Elon Musk’s artificial intelligence xAI has purchased social media platform X, formerly Twitter, consolidating Musk’s management of the companies and combining their data and computing resources.
Musk said in a statement on X that the all-stock transaction values xAI at $80 billion (£62bn) and X at $33bn, which he said equated to $45bn less $12bn debt.
Industry-watchers noted that the $45bn figure is $1bn more than the $44bn Musk and his backers paid for Twitter in 2022, allowing investors in X to share in the value of xAI.
Market value
Analysts had previously estimated that the value of Twitter had decreased sharply since the take-private deal, after Musk slashed staff, reduced moderation to a minimum and advertisers fled.
Musk founded xAI in March 2023 amidst a wave of investor interest in AI that began after OpenAI publicly launched ChatGPT in November 2022.
Musk was also a co-founder of OpenAI, but cut off his association with the company and is suing it over its efforts to shift form a non-profit to a for-profit model.
xAI recently raised $10bn in a funding round that valued the company at $75bn, according to media reports.
Musk said the deal would see X and xAI combine their data, models, computing resources, distribution and staff, without providing details.
xAI’s chatbot, Grok, is trained using X users’ social media posts and is a prominent offering on X.
AI infrastructure
The start-up, like other companies with exposure to AI, has been investing in its computing resources by expanding its supercomputer cluster in Memphis, Tennessee, called Colossus.

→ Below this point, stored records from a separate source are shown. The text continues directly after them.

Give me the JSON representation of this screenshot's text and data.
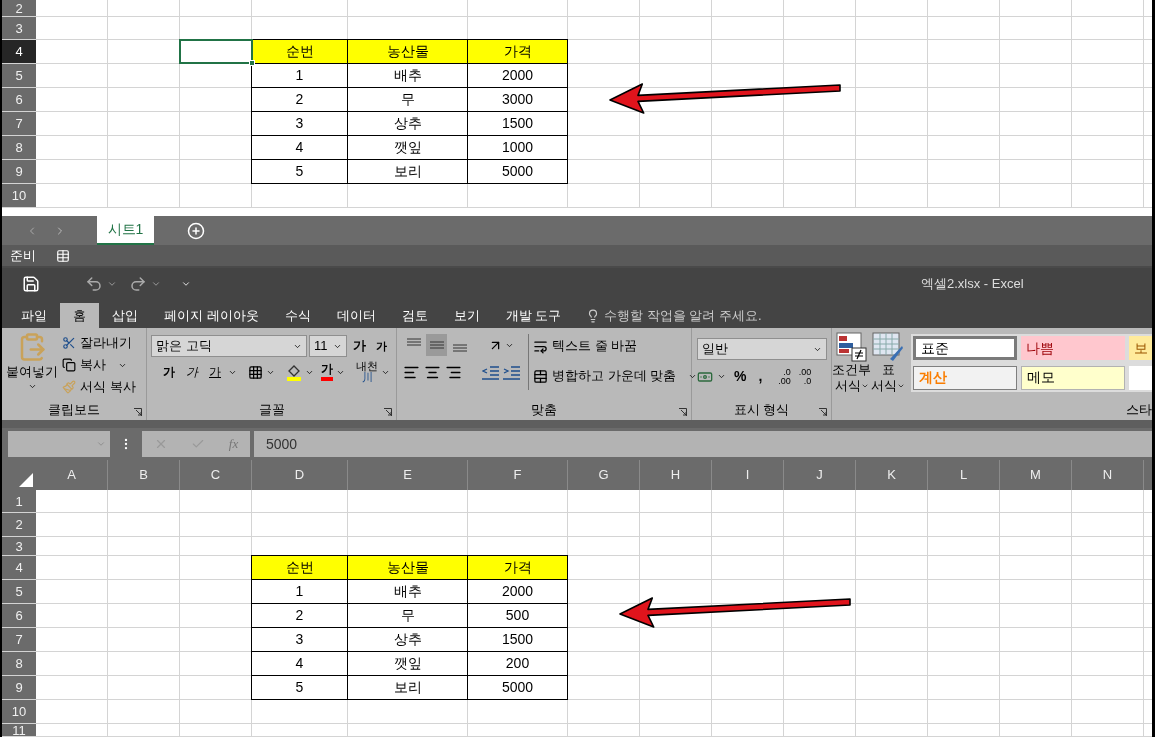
{
  "top_sheet": {
    "rows": [
      {
        "label": "2",
        "selected": false
      },
      {
        "label": "3",
        "selected": false
      },
      {
        "label": "4",
        "selected": true,
        "header": true,
        "cells": [
          "순번",
          "농산물",
          "가격"
        ]
      },
      {
        "label": "5",
        "selected": false,
        "cells": [
          "1",
          "배추",
          "2000"
        ]
      },
      {
        "label": "6",
        "selected": false,
        "cells": [
          "2",
          "무",
          "3000"
        ]
      },
      {
        "label": "7",
        "selected": false,
        "cells": [
          "3",
          "상추",
          "1500"
        ]
      },
      {
        "label": "8",
        "selected": false,
        "cells": [
          "4",
          "깻잎",
          "1000"
        ]
      },
      {
        "label": "9",
        "selected": false,
        "cells": [
          "5",
          "보리",
          "5000"
        ]
      },
      {
        "label": "10",
        "selected": false
      }
    ]
  },
  "sheet_tabs": [
    {
      "label": "시트1",
      "selected": true
    }
  ],
  "status_bar": {
    "text": "준비"
  },
  "window": {
    "title": "엑셀2.xlsx - Excel"
  },
  "ribbon_tabs": [
    {
      "label": "파일",
      "selected": false
    },
    {
      "label": "홈",
      "selected": true
    },
    {
      "label": "삽입",
      "selected": false
    },
    {
      "label": "페이지 레이아웃",
      "selected": false
    },
    {
      "label": "수식",
      "selected": false
    },
    {
      "label": "데이터",
      "selected": false
    },
    {
      "label": "검토",
      "selected": false
    },
    {
      "label": "보기",
      "selected": false
    },
    {
      "label": "개발 도구",
      "selected": false
    }
  ],
  "tell_me": {
    "placeholder": "수행할 작업을 알려 주세요."
  },
  "ribbon": {
    "clipboard": {
      "label": "클립보드",
      "paste": "붙여넣기",
      "cut": "잘라내기",
      "copy": "복사",
      "format_painter": "서식 복사"
    },
    "font": {
      "label": "글꼴",
      "name": "맑은 고딕",
      "size": "11",
      "grow": "가",
      "shrink": "가",
      "bold": "가",
      "italic": "가",
      "underline": "가",
      "font_color_glyph": "가",
      "phonetic": "내천",
      "phonetic_sub": "川"
    },
    "alignment": {
      "label": "맞춤",
      "vertical": [
        {
          "selected": false
        },
        {
          "selected": true
        },
        {
          "selected": false
        }
      ],
      "wrap_text": "텍스트 줄 바꿈",
      "merge": "병합하고 가운데 맞춤"
    },
    "number": {
      "label": "표시 형식",
      "format": "일반",
      "percent": "%",
      "comma": ",",
      "decimals": [
        {
          "top": ".0",
          "bottom": ".00"
        },
        {
          "top": ".00",
          "bottom": ".0"
        }
      ]
    },
    "styles": {
      "label": "스타",
      "conditional": [
        "조건부",
        "서식"
      ],
      "table": [
        "표",
        "서식"
      ],
      "items": [
        {
          "label": "표준",
          "kind": "normal"
        },
        {
          "label": "나쁨",
          "kind": "bad"
        },
        {
          "label": "보",
          "kind": "neutral"
        },
        {
          "label": "계산",
          "kind": "calculation"
        },
        {
          "label": "메모",
          "kind": "note"
        },
        {
          "kind": "explanatory"
        }
      ]
    }
  },
  "formula_bar": {
    "fx": "fx",
    "value": "5000"
  },
  "sheet": {
    "columns": [
      "A",
      "B",
      "C",
      "D",
      "E",
      "F",
      "G",
      "H",
      "I",
      "J",
      "K",
      "L",
      "M",
      "N"
    ],
    "rows": [
      {
        "label": "1",
        "selected": false
      },
      {
        "label": "2",
        "selected": false
      },
      {
        "label": "3",
        "selected": false
      },
      {
        "label": "4",
        "selected": false,
        "header": true,
        "cells": [
          "순번",
          "농산물",
          "가격"
        ]
      },
      {
        "label": "5",
        "selected": false,
        "cells": [
          "1",
          "배추",
          "2000"
        ]
      },
      {
        "label": "6",
        "selected": false,
        "cells": [
          "2",
          "무",
          "500"
        ]
      },
      {
        "label": "7",
        "selected": false,
        "cells": [
          "3",
          "상추",
          "1500"
        ]
      },
      {
        "label": "8",
        "selected": false,
        "cells": [
          "4",
          "깻잎",
          "200"
        ]
      },
      {
        "label": "9",
        "selected": false,
        "cells": [
          "5",
          "보리",
          "5000"
        ]
      },
      {
        "label": "10",
        "selected": false
      },
      {
        "label": "11",
        "selected": false
      }
    ]
  }
}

Earlier this month xAI and Nvidia joined the AI Infrastructure Partnership (AIP), providing capital for the project along with initial backers BlackRock, Microsoft and United Arab Emirate state-owned investment firm MGX.
The group said it was looking to work with Nvidia and xAI to build and scale an open-architecture data centre platform supporting a diverse range of partners on a non-exclusive basis.
xAI introduced its latest Grok-3 chatbot in February as it competes with OpenAI, Chinese start-up DeepSeek and others.